Integrity: Why You Should Preserve and Not Spend It (During Your Divorce)

At the risk of starting this post like a middle-school paper, I want to first define integrity...

Integrity is "the quality of being honest and having strong moral principles and moral uprightness". Great. But what is "moral"? Another peek at a dictionary shows that morality is "principles concerning the distinction between right and wrong and good and bad behavior".

Fine. So, integrity is about being honest and maintaining one's principles regarding good and bad behavior. Now that THAT'S solved...

In a divorce (or even post-divorce), it can be really difficult for some people to maintain their integrity. They may be so psychically injured that they resort to name-calling, rumor-spreading, underhanded financial scheming, turning kids against a parent, and any number of other questionable behaviors.

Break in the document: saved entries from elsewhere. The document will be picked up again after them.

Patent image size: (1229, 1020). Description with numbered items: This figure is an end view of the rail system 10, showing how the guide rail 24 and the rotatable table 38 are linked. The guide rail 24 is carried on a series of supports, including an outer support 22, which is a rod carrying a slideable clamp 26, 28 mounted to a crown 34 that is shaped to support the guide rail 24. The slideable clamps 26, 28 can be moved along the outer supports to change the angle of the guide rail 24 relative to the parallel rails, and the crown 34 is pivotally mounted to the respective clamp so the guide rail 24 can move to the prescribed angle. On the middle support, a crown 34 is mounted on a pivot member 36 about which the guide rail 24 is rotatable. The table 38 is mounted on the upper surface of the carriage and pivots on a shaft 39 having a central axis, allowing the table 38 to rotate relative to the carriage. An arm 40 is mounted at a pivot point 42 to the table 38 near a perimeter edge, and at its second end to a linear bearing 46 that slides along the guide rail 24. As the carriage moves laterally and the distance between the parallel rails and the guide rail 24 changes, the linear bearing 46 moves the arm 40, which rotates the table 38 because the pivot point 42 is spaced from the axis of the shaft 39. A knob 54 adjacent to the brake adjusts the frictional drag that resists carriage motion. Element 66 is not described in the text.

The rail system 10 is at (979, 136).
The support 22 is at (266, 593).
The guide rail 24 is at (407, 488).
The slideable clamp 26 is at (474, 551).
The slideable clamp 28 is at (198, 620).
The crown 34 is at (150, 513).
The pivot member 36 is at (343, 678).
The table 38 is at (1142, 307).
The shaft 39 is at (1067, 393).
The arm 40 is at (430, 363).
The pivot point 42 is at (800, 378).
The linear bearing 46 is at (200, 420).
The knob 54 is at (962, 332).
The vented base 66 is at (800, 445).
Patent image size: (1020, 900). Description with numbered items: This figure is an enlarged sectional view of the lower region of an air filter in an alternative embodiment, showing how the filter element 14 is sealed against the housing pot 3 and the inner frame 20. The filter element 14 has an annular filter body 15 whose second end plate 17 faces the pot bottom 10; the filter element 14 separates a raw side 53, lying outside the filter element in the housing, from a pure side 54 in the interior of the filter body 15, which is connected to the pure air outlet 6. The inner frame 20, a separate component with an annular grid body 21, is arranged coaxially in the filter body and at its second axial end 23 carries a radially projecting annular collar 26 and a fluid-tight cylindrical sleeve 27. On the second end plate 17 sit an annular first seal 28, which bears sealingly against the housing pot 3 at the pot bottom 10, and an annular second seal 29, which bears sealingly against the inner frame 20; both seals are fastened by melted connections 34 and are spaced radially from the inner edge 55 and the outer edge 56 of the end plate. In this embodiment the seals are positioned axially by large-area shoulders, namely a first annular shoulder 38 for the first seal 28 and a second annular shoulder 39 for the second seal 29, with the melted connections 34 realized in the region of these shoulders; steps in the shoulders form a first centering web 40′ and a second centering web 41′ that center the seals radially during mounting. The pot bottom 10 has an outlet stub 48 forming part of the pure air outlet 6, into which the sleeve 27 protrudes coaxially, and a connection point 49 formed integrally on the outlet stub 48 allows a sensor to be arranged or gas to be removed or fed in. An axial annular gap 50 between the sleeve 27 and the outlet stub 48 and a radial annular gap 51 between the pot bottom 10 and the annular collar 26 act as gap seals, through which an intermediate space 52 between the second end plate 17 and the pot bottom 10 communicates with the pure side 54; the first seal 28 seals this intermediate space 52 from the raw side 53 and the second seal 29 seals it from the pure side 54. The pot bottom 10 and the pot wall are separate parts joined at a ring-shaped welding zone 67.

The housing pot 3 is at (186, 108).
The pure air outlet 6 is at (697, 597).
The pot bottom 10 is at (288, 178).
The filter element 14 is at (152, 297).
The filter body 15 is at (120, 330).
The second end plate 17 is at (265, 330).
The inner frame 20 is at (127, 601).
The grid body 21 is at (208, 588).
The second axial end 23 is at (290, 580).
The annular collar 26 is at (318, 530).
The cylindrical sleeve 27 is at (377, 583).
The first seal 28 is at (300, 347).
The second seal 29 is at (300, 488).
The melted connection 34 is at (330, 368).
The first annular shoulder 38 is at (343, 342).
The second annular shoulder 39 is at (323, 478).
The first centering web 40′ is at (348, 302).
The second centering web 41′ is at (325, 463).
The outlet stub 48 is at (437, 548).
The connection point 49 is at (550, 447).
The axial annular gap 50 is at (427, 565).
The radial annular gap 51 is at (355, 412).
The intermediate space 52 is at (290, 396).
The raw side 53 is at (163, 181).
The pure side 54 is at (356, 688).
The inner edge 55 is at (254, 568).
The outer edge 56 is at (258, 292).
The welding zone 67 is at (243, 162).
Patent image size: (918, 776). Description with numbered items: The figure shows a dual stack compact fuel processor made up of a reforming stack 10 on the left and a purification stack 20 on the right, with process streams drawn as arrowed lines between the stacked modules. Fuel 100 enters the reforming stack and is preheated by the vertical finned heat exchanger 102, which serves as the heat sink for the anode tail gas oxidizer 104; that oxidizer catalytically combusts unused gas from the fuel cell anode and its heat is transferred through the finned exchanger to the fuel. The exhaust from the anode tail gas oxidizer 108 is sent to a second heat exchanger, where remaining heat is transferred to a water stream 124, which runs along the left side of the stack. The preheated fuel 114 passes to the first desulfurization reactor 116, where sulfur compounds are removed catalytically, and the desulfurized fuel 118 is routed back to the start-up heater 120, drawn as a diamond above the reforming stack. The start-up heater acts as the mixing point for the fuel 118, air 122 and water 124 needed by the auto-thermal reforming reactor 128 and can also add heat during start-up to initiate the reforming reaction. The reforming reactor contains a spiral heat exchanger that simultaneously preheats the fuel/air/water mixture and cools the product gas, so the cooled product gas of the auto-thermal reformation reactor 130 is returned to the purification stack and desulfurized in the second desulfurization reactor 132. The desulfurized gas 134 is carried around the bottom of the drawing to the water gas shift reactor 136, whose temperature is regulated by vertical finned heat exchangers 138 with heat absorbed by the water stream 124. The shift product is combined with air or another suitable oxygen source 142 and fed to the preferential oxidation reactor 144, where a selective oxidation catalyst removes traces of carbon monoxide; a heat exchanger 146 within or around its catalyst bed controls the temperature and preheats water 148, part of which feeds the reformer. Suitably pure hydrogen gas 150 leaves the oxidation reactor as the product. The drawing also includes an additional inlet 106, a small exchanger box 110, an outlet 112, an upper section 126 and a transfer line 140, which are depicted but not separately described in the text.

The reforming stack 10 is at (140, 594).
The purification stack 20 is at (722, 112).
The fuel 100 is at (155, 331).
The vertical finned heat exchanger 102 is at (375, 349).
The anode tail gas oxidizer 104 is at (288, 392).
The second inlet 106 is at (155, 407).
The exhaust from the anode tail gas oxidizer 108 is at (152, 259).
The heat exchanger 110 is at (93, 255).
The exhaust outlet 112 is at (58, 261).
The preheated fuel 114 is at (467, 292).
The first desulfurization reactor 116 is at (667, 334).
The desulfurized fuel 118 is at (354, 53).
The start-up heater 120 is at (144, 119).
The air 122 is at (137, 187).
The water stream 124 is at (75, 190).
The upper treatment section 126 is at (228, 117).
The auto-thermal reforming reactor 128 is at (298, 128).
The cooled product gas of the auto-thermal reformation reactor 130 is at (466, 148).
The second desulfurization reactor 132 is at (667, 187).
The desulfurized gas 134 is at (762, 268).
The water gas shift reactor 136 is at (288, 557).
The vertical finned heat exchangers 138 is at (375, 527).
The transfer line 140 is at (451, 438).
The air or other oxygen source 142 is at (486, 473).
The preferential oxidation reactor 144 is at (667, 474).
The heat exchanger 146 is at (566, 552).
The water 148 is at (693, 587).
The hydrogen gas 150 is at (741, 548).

Those partners/ex-partners spend their integrity like they have an unlimited supply of it. They spend their integrity as if it's a currency that can re-grow on trees. The problem is that integrity doesn't grow on trees and can't be reclaimed without a great deal of reparation and humility.

Think about anyone you've known who has had a habit of (or even just one significant period of) lying, manipulating, wiggling out of trouble, disparaging someone else, spreading gossip... Then think about what your impression of that person is. Do you trust them? Do you want to work with them? Or are you wary and not interested in spending much time with them at all?

When one or both partners in a breakup spend their integrity, they lose the chance to work together authentically for the sake of their children (if there are any) or themselves. How can one parent trust the intentions of the other parent when all indications are that his or her integrity has been all used up? The reality is, they can't. That loss of trust then permeates all interactions.

However, preserving your integrity just so you can work with your ex isn't the only reason to hold on to it. You need to preserve your integrity for yourself -- so you can, quite frankly, live with yourself and sleep well at night. You may also want to be a positive role model for your kids or others who will look at how you handled yourself.

When I work with individuals or couples who are in relationship crisis, one of the first things I tell them is that we will work together to help them maintain their integrity through the process. It's critical for one's self-respect to at least try to do that. It's also critical to have a safe place to vent when your ex is spending their own integrity faster than seems possible--mostly so you can process it, but also so you don't spend some of your own trying to defend yourself.